Texto do amigo Tiago de Souza - brilhante como sempre:
O dia dos professores passou. Como diria a Chiquinha: "Sim. E daí?!"
Logo, vale a pena falar sobre essa cena que pra mim é um baita exemplo
do "que fazer" e do que "não fazer" com o conhecimento e com o que tudo
que se decide "passar" ao aluno. E serve para uma reflexão sobre o que é
ser professor.
Ela é muito conhecida de quem gosta de Chaves,
desde sempre me marcou muito e hoje, revendo tudo, algumas coisas
fizeram sentido. Não, meu exemplo de professor ideal não é o Seu
Madruga. Nem o Girafales. O que eu não entendia era porque ele estava
falando sobre aquele assunto em uma sala de aula. Acho que depois de 14
anos dando aula (sim... Comecei novo no ofício) eu comecei a perceber
que tanto o "utilitarismo" rasteiro do seu Madruga quanto o êxtase do
prof. Girafales são importantes para um professor.
Durante toda a série o
Girafales tenta ensinar aos alunos conteúdos que pra eles não fazem
sentido. Claro que para um catecúmeno eles nunca fazem, mas é tarefa do
professor organizar uma narrativa que faça sentido para eles. Seja um
professor de História que está falando sobre as revoltas do Brasil
Colônia seja um baterista que está falando sobre paradiddles. O problema
do Girafales é que ele está mais preocupado com a "bagunça" dos alunos e
não percebe que em todas as suas outras aulas eles estão atentos,
quietos (claro que as vezes esporros são necessários...) e tentam
compreender a importância e a utilidade de tudo o que está sendo
transmitido. Por exemplo, no episodio sobre a "Chinfurínfula", Chaves
vai fundo na pergunta: até onde vão os limites na arte? E quando a
Chiquinha reclama que "já me bastam os problemas que tenho na vida" e o
Nhonho chora porque "matou as Antilhas", o que temos são os alunos dando
dois recados ao mestre: afinal, porque estamos estudando isso? Será que
você não percebeu que nossa imaginação é muito mais ampla do que o seu
plano de aula diz que é? Planos de aula, assim como na guerra, só
funcionam até tudo começar.
Aí vem o seu Madruga.
Com uma
retórica veloz, uma interpretação cômica mas que espuma seriedade e para
o deleite de todos - inclusive do professor Lingui... digo, Girafales -
ele traz um assunto que faz sentido. Os alunos foram fisgados. Bingo!

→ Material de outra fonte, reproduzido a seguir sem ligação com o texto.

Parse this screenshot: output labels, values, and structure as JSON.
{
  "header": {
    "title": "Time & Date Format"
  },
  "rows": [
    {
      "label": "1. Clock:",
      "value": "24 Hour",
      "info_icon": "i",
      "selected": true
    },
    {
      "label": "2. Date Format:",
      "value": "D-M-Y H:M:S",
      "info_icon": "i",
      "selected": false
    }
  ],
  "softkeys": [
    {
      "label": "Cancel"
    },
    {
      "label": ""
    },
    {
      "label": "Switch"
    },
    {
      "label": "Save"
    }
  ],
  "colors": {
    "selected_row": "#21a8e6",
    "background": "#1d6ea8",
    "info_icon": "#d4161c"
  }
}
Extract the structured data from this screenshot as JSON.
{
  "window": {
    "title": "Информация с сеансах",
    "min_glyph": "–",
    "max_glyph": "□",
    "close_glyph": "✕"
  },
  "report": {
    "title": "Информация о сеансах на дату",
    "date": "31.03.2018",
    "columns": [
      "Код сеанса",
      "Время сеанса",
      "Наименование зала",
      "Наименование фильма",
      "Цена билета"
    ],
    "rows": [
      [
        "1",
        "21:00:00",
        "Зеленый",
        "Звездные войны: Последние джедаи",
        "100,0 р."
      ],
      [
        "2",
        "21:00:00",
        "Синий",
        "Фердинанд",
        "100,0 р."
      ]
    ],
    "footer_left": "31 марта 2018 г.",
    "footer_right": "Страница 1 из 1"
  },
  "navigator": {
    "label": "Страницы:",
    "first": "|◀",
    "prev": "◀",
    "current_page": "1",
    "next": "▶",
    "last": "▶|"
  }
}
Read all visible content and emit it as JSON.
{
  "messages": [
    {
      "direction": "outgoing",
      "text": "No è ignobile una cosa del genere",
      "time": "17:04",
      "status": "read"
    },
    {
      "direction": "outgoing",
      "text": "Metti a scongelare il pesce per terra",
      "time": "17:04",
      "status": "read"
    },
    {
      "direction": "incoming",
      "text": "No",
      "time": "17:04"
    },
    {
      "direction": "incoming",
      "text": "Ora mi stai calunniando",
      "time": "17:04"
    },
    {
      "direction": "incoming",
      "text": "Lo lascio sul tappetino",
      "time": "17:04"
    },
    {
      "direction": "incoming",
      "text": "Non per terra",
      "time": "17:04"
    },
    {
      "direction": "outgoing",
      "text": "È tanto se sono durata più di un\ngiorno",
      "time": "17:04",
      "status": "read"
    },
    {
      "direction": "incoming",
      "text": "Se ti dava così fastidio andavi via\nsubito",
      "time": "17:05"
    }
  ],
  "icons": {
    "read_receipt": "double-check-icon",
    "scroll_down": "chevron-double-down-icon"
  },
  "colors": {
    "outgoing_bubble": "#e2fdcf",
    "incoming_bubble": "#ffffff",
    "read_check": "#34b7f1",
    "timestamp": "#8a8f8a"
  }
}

Se a aula tivesse continuado, eles poderiam perguntar sobre diversos
porquês: qual a composição química do tal veneno? Porque afinal, tomamos
choque? A aula poderia ser de Química, poderia ser de Física... E
também não poderia. De repente eles poderiam se surpreender: o assunto
da aula poderia ser o Nazismo. Sim! Se o Madruga estendesse o raciocínio
ele poderia dizer que, como alguém que vê uma caveira numa garrafa e
ignora o aviso que explica o seu conteúdo assim aconteceu na Alemanha da
década de 30. E pode acontecer no Brasil de hoje. "Porquê a pessoa quis
beber a garrafa professor?!" Chaves perguntaria. "Porque sim, tonto!"
diria Kiko. Aí entraria o conteúdo que apenas Girafales possui:
ideologia, as massas e a prática política, o "veneno" que foi o
totalitarismo nazista, as leituras de Hannah Arendt, a semiótica
aplicada a caveira do aviso, enfim... A aula - e a mente - estaria nos
trilhos.
Seu Madruga é divertido, mas seu utilitarismo tem limites.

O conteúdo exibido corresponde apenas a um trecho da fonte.